Tax Update: The Anticipated QIP Technical Correction Is Finally DoneApr 06, 2020
Providing a much longed-for technical correction to the TCJA, the Cares Act fixes the so-called "retail-glitch". Qualified improvement property is now 15-year property, and eligible for Bonus Depreciation, and is retroactive to 2018.
The passage of the CARES Act on Friday March 27, 2020 corrected the much anticipated “Technical Glitch” associated with the 2017 Tax Cuts and Jobs Act (TCJA).
This TCJA technical glitch prevented investments in qualified improvement property (QIP) from being depreciated over 15 years and qualifying for bonus depreciation. With the correction, the recovery period for QIP is reduced from 39 years to 15 years. Thus, making improvements eligible for 100 percent bonus depreciation through 2022.
This change is retroactive to January 1, 2018:
Qualified improvement property (QIP) technical correction: Provides 15-year depreciation for costs associated with the interior improvement of non-residential property. This is made retroactive for improvements after January 1, 2018. There are some restrictions, so it is important to check with a tax or cost segregation professional before taking the deduction. These QIPs qualify for 100% Bonus Depreciation since the depreciable life is less than 20 years.
Qualified Improvement Property: Is defined as any improvement to a building’s interior. However, improvements do not qualify if they are attributable to:
- the enlargement of the building,
- any elevator or escalator or
- the internal structural framework of the building.
This allows qualifying leasehold improvements – not a ‘first time use’ improvement – on any non-residential commercial property to be eligible for the shorter recovery period and bonus depreciation, as was the case prior to 2018.
KEEP THINKING “IMPROVEMENT”. IT IS IMPORTANT TO KNOW ITS ONLY FOR “INTERIOR IMPROVEMENTS”…
For example, if a new AC system is installed, some of the interior duct work may qualify but if the compressor and AC unit is outside, that portion will not qualify. Restaurants are also a good example, if you think of all the equipment that is on the roof; the cooking exhaust system may include the hood and duct work, but if the fan units are on the roof they will not be included.
It is also important to understand what improvements are “structural” and what is a Qualified Improvement. As a taxpayer, you cannot simply write off all the improvements. You will likely need an engineer/tax professional to accurately segregate the Qualified Improvements vs. non-Qualified Improvements.

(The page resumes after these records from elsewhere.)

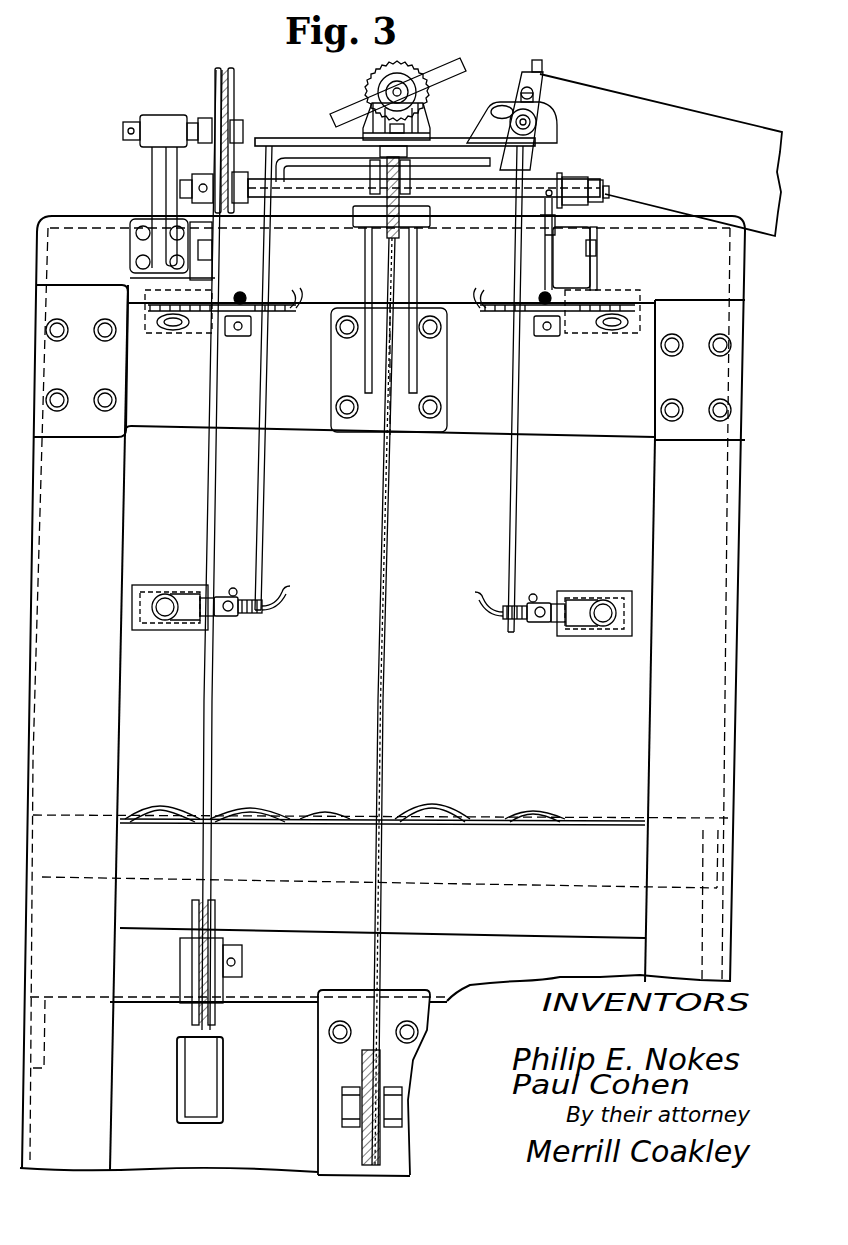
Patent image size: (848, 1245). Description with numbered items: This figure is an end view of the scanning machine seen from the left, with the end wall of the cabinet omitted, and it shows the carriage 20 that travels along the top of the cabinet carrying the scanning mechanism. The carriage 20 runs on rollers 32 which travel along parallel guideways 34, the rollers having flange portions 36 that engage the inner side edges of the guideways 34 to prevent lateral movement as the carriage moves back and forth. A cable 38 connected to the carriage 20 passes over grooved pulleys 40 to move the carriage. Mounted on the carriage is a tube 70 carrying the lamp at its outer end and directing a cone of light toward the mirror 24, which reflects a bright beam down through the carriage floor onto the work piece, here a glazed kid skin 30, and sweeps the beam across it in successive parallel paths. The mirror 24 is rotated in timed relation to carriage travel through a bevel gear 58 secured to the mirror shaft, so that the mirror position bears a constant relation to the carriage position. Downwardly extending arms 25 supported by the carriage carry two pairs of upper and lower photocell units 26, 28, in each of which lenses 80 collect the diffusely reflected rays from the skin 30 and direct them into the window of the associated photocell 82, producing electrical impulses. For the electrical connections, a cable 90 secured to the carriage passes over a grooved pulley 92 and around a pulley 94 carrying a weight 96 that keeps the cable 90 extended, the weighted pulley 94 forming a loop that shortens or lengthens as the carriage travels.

The carriage 20 is at (440, 164).
The mirror 24 is at (452, 62).
The downwardly extending arms 25 is at (264, 513).
The upper photocell units 26 is at (187, 348).
The lower photocell units 28 is at (147, 646).
The glazed kid skin 30 is at (443, 806).
The rollers 32 is at (582, 186).
The guideways 34 is at (185, 216).
The flange portions 36 is at (561, 182).
The cable 38 is at (384, 737).
The grooved pulleys 40 is at (399, 258).
The bevel gear 58 is at (368, 82).
The tube 70 is at (683, 104).
The lenses 80 is at (607, 342).
The photocell 82 is at (163, 336).
The cable 90 is at (224, 72).
The grooved pulley 92 is at (235, 112).
The pulley 94 is at (218, 908).
The weight 96 is at (212, 1066).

What does this ultimately mean? The CARES Act allows for you to amend/adjust 2018 tax filings as appropriate. This also applies to your 2019 tax filing.
THIS IS A GENERAL UNDERSTANDING BELOW, AND MANY TAX STRUCTURES AND SITUATIONS ARE DIFFERENT, SO PLEASE CONFIRM THESE INTERPRETATIONS WITH YOUR TAX PROFESSIONAL.
Adjusting 2018 taxes: Assets applied under the previous QIP permissible method, now need to change to the current QIP permissible method.
Filing 2019 taxes: If you filed early and your due date was extended by the CARES Act correction (this includes corporations and individual returns), you can file this one edit in an updated return before the due date of the extension. This “corrected return” would supersede the original and be processed by the IRS.